We can’t specify the internal structure in this case, because there is currently no support for derived types in the structure.

The allowed range can be limited for integer parameters. For example:

name: vector
  - name: T
    type: dataType
  - name: dimensions
    type: integer
    min: 2
    max: 3

This specifies a vector that can be either 2- or 3-dimensional. Note however that it’s not currently possible to put constraints on data type, string, or (technically) boolean parameters.

Similar to function arguments, the last parameter may be specified to be variadic, allowing it to be specified one or more times instead of only once.
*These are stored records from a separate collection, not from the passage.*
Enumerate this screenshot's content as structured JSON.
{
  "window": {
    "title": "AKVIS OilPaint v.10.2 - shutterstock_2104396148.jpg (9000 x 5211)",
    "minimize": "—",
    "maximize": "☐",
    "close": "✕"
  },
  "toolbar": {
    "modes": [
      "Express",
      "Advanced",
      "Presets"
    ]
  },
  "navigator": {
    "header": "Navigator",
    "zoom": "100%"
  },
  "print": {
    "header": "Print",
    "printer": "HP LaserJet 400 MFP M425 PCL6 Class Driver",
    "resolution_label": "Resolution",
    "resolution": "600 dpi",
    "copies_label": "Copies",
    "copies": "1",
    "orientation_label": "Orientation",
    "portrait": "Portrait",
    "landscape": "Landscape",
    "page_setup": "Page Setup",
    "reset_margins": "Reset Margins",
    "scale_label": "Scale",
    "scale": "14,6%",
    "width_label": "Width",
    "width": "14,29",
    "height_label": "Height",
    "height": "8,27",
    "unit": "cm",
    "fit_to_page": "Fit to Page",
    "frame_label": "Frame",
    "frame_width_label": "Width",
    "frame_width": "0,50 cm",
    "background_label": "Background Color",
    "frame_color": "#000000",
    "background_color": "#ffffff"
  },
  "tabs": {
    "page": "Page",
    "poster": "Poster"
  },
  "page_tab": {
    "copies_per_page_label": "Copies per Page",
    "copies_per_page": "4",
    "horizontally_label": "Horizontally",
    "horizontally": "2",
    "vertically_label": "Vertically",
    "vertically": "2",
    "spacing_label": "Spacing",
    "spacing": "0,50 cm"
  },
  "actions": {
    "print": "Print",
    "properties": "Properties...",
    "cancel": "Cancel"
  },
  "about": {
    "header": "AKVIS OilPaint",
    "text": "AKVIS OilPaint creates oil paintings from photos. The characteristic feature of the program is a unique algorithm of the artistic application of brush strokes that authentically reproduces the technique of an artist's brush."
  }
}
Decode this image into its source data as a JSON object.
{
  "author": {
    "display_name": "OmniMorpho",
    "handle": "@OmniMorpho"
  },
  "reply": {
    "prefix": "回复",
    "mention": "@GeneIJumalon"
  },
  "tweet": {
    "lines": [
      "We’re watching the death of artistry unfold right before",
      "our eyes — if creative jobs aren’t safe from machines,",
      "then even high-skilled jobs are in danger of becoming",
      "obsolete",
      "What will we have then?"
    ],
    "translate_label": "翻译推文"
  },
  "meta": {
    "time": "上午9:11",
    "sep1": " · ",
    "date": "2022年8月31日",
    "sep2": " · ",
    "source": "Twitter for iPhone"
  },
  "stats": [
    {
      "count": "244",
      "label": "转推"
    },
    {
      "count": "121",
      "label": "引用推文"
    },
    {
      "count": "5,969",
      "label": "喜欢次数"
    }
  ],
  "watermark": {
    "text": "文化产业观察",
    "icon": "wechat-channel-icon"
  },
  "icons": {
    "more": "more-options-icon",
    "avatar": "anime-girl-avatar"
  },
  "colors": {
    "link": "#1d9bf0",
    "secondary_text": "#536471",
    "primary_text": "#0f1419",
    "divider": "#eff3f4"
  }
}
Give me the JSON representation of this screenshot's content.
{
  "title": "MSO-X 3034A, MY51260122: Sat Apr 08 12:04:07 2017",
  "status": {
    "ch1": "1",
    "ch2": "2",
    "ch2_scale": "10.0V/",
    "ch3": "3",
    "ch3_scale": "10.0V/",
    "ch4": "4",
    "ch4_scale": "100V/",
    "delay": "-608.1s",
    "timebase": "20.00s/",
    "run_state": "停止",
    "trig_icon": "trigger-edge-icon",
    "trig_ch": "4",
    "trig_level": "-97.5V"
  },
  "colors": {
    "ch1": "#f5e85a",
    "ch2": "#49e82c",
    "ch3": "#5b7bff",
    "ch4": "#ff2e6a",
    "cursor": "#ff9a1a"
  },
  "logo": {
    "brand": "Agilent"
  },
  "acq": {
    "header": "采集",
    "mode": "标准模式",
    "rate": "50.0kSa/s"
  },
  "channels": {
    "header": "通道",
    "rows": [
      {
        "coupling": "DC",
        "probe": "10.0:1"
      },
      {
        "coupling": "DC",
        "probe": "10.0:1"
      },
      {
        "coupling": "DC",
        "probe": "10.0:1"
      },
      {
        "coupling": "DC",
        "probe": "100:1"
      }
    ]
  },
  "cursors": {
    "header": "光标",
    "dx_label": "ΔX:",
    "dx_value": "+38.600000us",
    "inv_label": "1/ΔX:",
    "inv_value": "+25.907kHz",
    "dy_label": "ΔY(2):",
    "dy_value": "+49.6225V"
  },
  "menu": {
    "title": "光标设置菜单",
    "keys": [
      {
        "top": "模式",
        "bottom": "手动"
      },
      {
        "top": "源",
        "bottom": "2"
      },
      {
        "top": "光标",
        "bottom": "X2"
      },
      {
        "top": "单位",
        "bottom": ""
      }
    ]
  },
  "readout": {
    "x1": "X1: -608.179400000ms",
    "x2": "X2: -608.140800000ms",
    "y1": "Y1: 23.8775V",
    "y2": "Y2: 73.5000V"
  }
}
For example:

name: union
  - name: T
    type: dataType
variadic: true

This defines a type that can be parameterized with one or more other data types, for example union<i32, i64> but also union<bool>. Zero or more is also possible, by making the last argument optional:

name: tuple
  - name: T
    type: dataType
    optional: true
variadic: true

This would also allow for tuple<>, to define a zero-tuple.